Budget impasse imperils FDA user fee programs

The deficit reduction plan facing Washington lawmakers could derail the FDA's newly approved user fee program slated to provide the agency with $6.4 billion over 5 years if automatic budget cuts go into effect in January.

The new user fee programs, which are slated to collect more money from branded--and, for the first time, generic drugmakers--as well as medical device makers, can't be collected unless the agency also gets a certain level of funding from lawmakers, an FDA spokesperson acknowledges to Bloomberg, a figure determined by a formula. If the automatic budget cuts go forward, the FDA is slated to have its budget automatically reduced 8%, or about $200 million next year. It is not clear whether that is enough to keep the FDA from starting to collect fees from drug and devicemakers.
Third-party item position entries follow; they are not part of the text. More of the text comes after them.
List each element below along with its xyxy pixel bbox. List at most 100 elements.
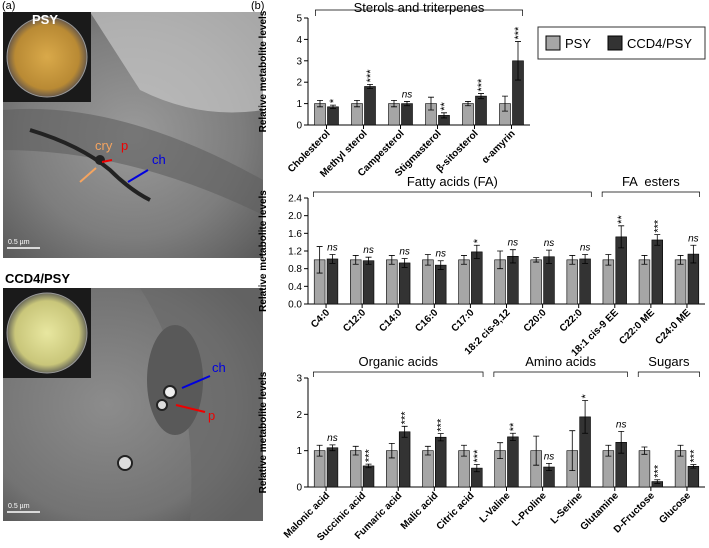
error-bar [460, 444, 467, 457]
significance-label: *** [476, 78, 488, 92]
y-axis-label: Relative metabolite levels [258, 371, 269, 493]
error-bar [388, 255, 395, 265]
error-bar [354, 99, 360, 108]
bar [579, 258, 591, 305]
annotation: p [121, 138, 128, 153]
bar [687, 465, 700, 488]
bar [471, 251, 483, 305]
significance-label: * [580, 394, 592, 399]
x-tick-label: C16:0 [413, 307, 440, 334]
error-bar [404, 101, 410, 107]
error-bar [605, 254, 612, 266]
y-tick-label: 2 [296, 410, 302, 421]
significance-label: *** [472, 449, 484, 463]
error-bar [437, 260, 444, 270]
error-bar [502, 95, 508, 112]
bar [674, 259, 687, 305]
x-tick-label: Malic acid [399, 490, 441, 532]
bar [435, 436, 447, 488]
error-bar [329, 254, 336, 264]
significance-label: ns [616, 419, 627, 430]
error-bar [424, 254, 431, 266]
error-bar [654, 479, 661, 484]
error-bar [473, 464, 480, 473]
bar [543, 256, 555, 305]
chart-title: Sterols and triterpenes [354, 0, 485, 15]
plastoglobule [117, 455, 133, 471]
annotation: p [208, 408, 215, 423]
error-bar [533, 257, 540, 263]
x-tick-label: C22:0 ME [617, 307, 657, 347]
error-bar [437, 433, 444, 442]
error-bar [316, 246, 323, 274]
bar [530, 259, 542, 305]
plastoglobule [95, 155, 105, 165]
bar [398, 431, 411, 488]
micrograph-membrane [29, 128, 151, 202]
y-tick-label: 0.4 [288, 282, 302, 293]
bar [507, 255, 519, 305]
annotation: cry [95, 138, 113, 153]
error-bar [465, 101, 471, 107]
error-bar [330, 104, 336, 109]
significance-label: ** [616, 215, 628, 224]
error-bar [690, 244, 697, 264]
error-bar [618, 225, 625, 249]
x-tick-label: L-Proline [510, 490, 549, 529]
y-tick-label: 2.4 [288, 194, 302, 205]
error-bar [428, 96, 434, 111]
significance-label: ns [363, 245, 374, 256]
error-bar [424, 445, 431, 456]
y-tick-label: 2.0 [288, 211, 302, 222]
significance-label: ns [327, 243, 338, 254]
significance-label: *** [513, 26, 525, 40]
error-bar [365, 256, 372, 265]
error-bar [546, 249, 553, 264]
chloroplast [147, 325, 203, 435]
significance-label: *** [688, 449, 700, 463]
error-bar [352, 255, 359, 265]
plastoglobule [163, 385, 177, 399]
y-tick-label: 1.6 [288, 229, 302, 240]
error-bar [391, 99, 397, 108]
bar [638, 450, 651, 488]
x-tick-label: C20:0 [522, 307, 549, 334]
y-tick-label: 0 [296, 483, 302, 494]
group-label: Amino acids [525, 354, 596, 369]
x-tick-label: Glucose [657, 490, 693, 526]
significance-label: ns [508, 238, 519, 249]
bar [602, 259, 615, 305]
significance-label: *** [436, 418, 448, 432]
x-tick-label: α-amyrin [480, 128, 518, 166]
bar [362, 260, 375, 305]
error-bar [605, 444, 612, 457]
error-bar [509, 432, 516, 441]
error-bar [441, 112, 447, 119]
bar [398, 262, 411, 305]
bar [566, 259, 578, 305]
error-bar [509, 249, 516, 264]
group-bracket [601, 191, 700, 197]
bar [362, 465, 375, 488]
significance-label: * [328, 98, 340, 103]
micrograph-region [90, 12, 263, 113]
legend-swatch [607, 35, 623, 51]
error-bar [641, 255, 648, 265]
group-bracket [313, 371, 484, 377]
y-tick-label: 3 [296, 374, 302, 385]
group-bracket [315, 9, 523, 16]
bar [327, 106, 339, 126]
group-label: Sugars [648, 354, 690, 369]
image-label: PSY [32, 12, 58, 27]
arrow [101, 159, 113, 163]
significance-label: ns [435, 249, 446, 260]
scale-bar-label: 0.5 µm [8, 503, 30, 510]
significance-label: ns [544, 451, 555, 462]
bar [422, 450, 434, 488]
legend-label: PSY [565, 36, 591, 51]
error-bar [365, 463, 372, 469]
significance-label: ** [508, 422, 520, 431]
petri-dish [6, 16, 88, 98]
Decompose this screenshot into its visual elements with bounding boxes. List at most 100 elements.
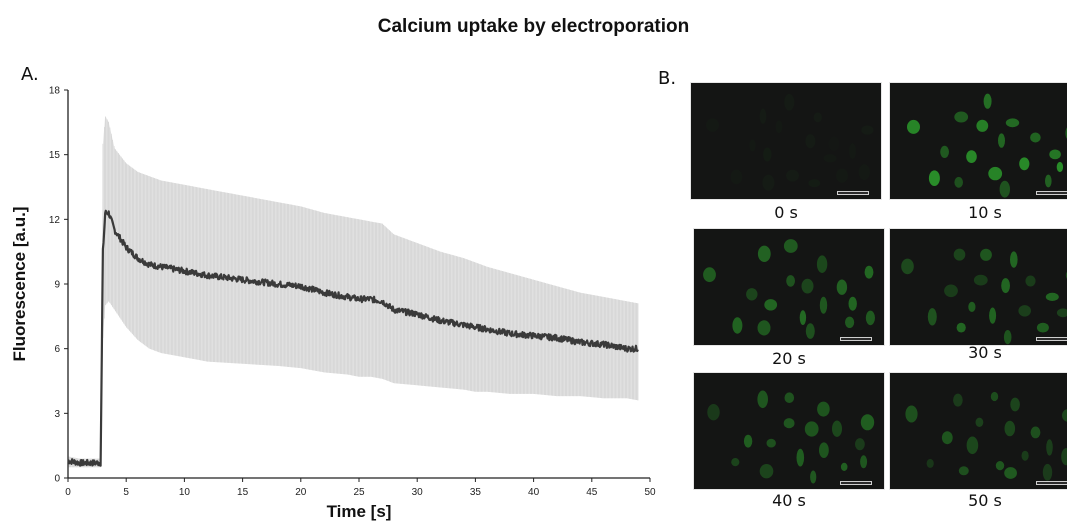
x-axis-ticks: 0 5 10 15 20 25 30 35 40 45 50 xyxy=(65,478,656,498)
cell-spot xyxy=(988,166,1003,181)
cell-spot xyxy=(801,278,814,294)
cell-spot xyxy=(1036,322,1049,333)
cell-spot xyxy=(901,258,914,275)
cell-spot xyxy=(1045,174,1052,188)
fluorescence-chart: 0 5 10 15 20 25 30 35 40 45 50 0 3 6 9 12 15 18 Time [s]… xyxy=(10,86,656,521)
cell-spot xyxy=(1004,467,1017,479)
scale-bar xyxy=(1036,337,1067,341)
cell-spot xyxy=(860,414,875,431)
cell-spot xyxy=(976,119,989,132)
scale-bar xyxy=(1036,481,1067,485)
cell-spot xyxy=(819,442,829,458)
x-tick-label: 30 xyxy=(412,487,424,498)
micrograph-cells xyxy=(901,248,1067,345)
cell-spot xyxy=(805,134,816,149)
cell-spot xyxy=(757,245,771,262)
cell-spot xyxy=(927,308,937,326)
cell-spot xyxy=(905,405,918,423)
cell-spot xyxy=(1004,420,1016,437)
micrograph-image xyxy=(889,82,1067,200)
cell-spot xyxy=(706,118,719,131)
cell-spot xyxy=(731,458,740,467)
micrograph-time-label: 20 s xyxy=(772,349,806,368)
x-tick-label: 35 xyxy=(470,487,482,498)
cell-spot xyxy=(824,154,837,162)
y-tick-label: 6 xyxy=(54,344,60,355)
cell-spot xyxy=(1056,308,1067,318)
x-axis-label: Time [s] xyxy=(327,502,392,521)
cell-spot xyxy=(1042,463,1053,481)
x-tick-label: 45 xyxy=(586,487,598,498)
cell-spot xyxy=(998,133,1005,148)
cell-spot xyxy=(829,137,840,152)
y-axis-ticks: 0 3 6 9 12 15 18 xyxy=(49,86,68,485)
cell-spot xyxy=(808,179,821,188)
cell-spot xyxy=(953,248,966,261)
micrograph-image xyxy=(889,228,1067,346)
cell-spot xyxy=(1018,305,1031,317)
micrograph-time-label: 0 s xyxy=(774,203,798,222)
cell-spot xyxy=(813,112,822,123)
cell-spot xyxy=(954,111,969,123)
cell-spot xyxy=(989,307,997,324)
y-tick-label: 12 xyxy=(49,215,61,226)
cell-spot xyxy=(796,448,805,467)
cell-spot xyxy=(1045,292,1059,301)
cell-spot xyxy=(954,176,963,188)
cell-spot xyxy=(786,275,795,287)
cell-spot xyxy=(836,279,848,295)
x-tick-label: 10 xyxy=(179,487,191,498)
y-tick-label: 18 xyxy=(49,86,61,97)
cell-spot xyxy=(804,421,819,437)
error-band xyxy=(67,115,639,468)
micrograph-cells xyxy=(907,93,1067,198)
cell-spot xyxy=(707,404,720,421)
cell-spot xyxy=(845,316,855,328)
cell-spot xyxy=(956,322,966,333)
cell-spot xyxy=(995,461,1005,471)
cell-spot xyxy=(757,320,771,336)
cell-spot xyxy=(810,470,817,484)
scale-bar xyxy=(1036,191,1067,195)
cell-spot xyxy=(1025,275,1036,287)
panel-a-label: A. xyxy=(21,64,39,85)
cell-spot xyxy=(983,93,992,109)
micrograph-cells xyxy=(707,390,875,484)
micrograph-cells xyxy=(905,391,1067,481)
cell-spot xyxy=(848,296,857,311)
micrograph-image xyxy=(889,372,1067,490)
cell-spot xyxy=(816,255,828,273)
panel-b-label: B. xyxy=(658,68,677,89)
cell-spot xyxy=(980,248,992,261)
cell-spot xyxy=(786,169,799,182)
cell-spot xyxy=(759,108,767,124)
cell-spot xyxy=(973,274,988,286)
micrograph-image xyxy=(693,228,885,346)
cell-spot xyxy=(1030,426,1041,439)
y-tick-label: 3 xyxy=(54,409,60,420)
cell-spot xyxy=(764,299,778,311)
cell-spot xyxy=(832,420,842,437)
micrograph-cells xyxy=(703,239,875,339)
cell-spot xyxy=(907,119,920,134)
micrograph-cells xyxy=(706,93,874,191)
cell-spot xyxy=(732,317,743,334)
x-tick-label: 40 xyxy=(528,487,540,498)
y-tick-label: 15 xyxy=(49,150,61,161)
cell-spot xyxy=(926,458,934,468)
cell-spot xyxy=(859,164,870,180)
cell-spot xyxy=(928,170,940,186)
cell-spot xyxy=(763,147,772,162)
x-tick-label: 5 xyxy=(123,487,129,498)
cell-spot xyxy=(1021,450,1029,461)
cell-spot xyxy=(805,323,815,339)
mean-fluorescence-line xyxy=(67,209,639,467)
cell-spot xyxy=(836,169,848,183)
micrograph-time-label: 40 s xyxy=(772,491,806,510)
micrograph-image xyxy=(690,82,882,200)
cell-spot xyxy=(746,288,758,301)
x-tick-label: 25 xyxy=(353,487,365,498)
cell-spot xyxy=(1030,132,1041,143)
cell-spot xyxy=(819,296,828,314)
cell-spot xyxy=(840,462,848,471)
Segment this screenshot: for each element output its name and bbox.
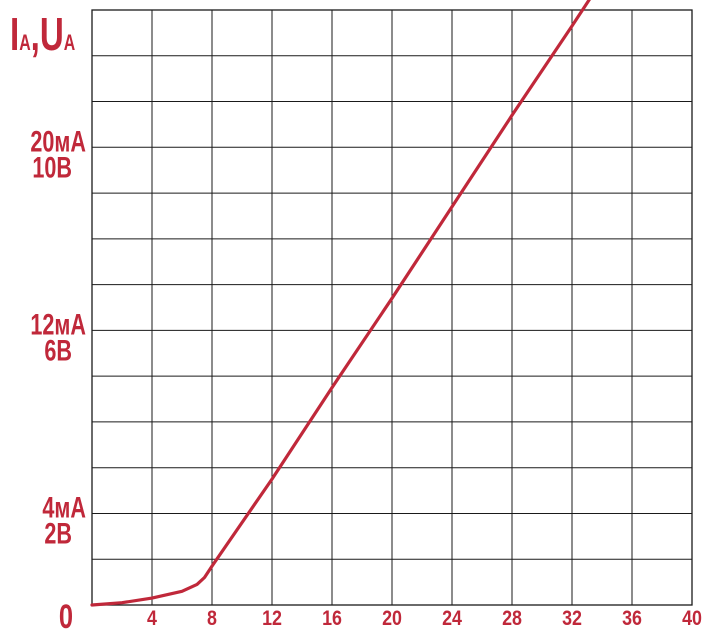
y-tick-label-current: 4мА <box>42 490 86 524</box>
x-tick-label: 32 <box>562 607 582 631</box>
x-tick-label: 36 <box>622 607 642 631</box>
y-tick-label-current: 12мА <box>30 307 86 341</box>
x-tick-label: 12 <box>262 607 282 631</box>
y-axis-title: IA,UA <box>10 10 75 60</box>
y-tick-label-voltage: 10В <box>32 150 72 184</box>
y-tick-label-voltage: 2В <box>44 516 72 550</box>
x-tick-label: 20 <box>382 607 402 631</box>
x-tick-label: 40 <box>682 607 702 631</box>
x-tick-label: 8 <box>207 607 217 631</box>
series-line <box>90 0 591 607</box>
series-layer <box>90 0 591 607</box>
y-tick-label-current: 20мА <box>30 124 86 158</box>
chart-grid <box>91 9 693 606</box>
x-tick-label: 24 <box>442 607 462 631</box>
x-tick-label: 16 <box>322 607 342 631</box>
origin-label: 0 <box>59 599 73 631</box>
x-tick-label: 28 <box>502 607 522 631</box>
x-tick-label: 4 <box>147 607 157 631</box>
y-tick-label-voltage: 6В <box>44 333 72 367</box>
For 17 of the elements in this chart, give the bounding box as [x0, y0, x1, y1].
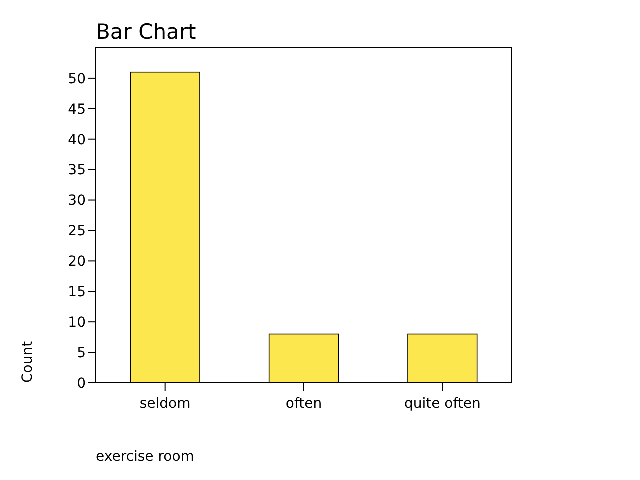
x-tick-label: often — [286, 396, 322, 412]
chart-title: Bar Chart — [96, 20, 196, 44]
y-tick-label: 20 — [68, 254, 86, 270]
y-tick-label: 15 — [68, 284, 86, 301]
y-tick-label: 35 — [68, 162, 86, 179]
y-tick-label: 5 — [77, 345, 86, 362]
x-tick-label: quite often — [404, 396, 481, 412]
y-tick-label: 40 — [68, 132, 86, 148]
y-tick-label: 10 — [68, 314, 86, 331]
y-tick-label: 50 — [68, 71, 86, 88]
x-tick-label: seldom — [140, 396, 191, 412]
y-tick-label: 45 — [68, 102, 86, 118]
y-tick-label: 0 — [77, 376, 86, 392]
y-tick-label: 30 — [68, 193, 86, 210]
x-axis-title: exercise room — [96, 449, 194, 465]
y-axis-title: Count — [20, 340, 36, 383]
y-tick-label: 25 — [68, 224, 86, 240]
"I personally doubt very seriously that the White House is going to let sequestration affect FDA because of the serious mission that it does," Alan Goldhammer tells Bloomberg. Now a consultant, he previously was a vice president with the Pharmaceutical Research and Manufacturers of America (PhRMA).

The new user fee programs were expanded so that the agency could meet an industry goal of approving drugs more quickly, as well as provide it with extra funds for things like increased inspections of foreign manufacturers. It was one of the few pieces of legislation this year to get bipartisan support.

The "sequestration" program was Congress' way of getting past a deficit fight earlier this year. The idea is that if it could not reach an accord on how to cut the deficit, across-the-board reductions would occur. The Democrats and Republicans have been unable to find common ground on whether deficit reduction should include tax increases.

That impasse "could result in the loss of whole user fee programs, programs that have become essential to public health and medical product innovation," Karen Riley, an FDA spokeswoman, tells the publication.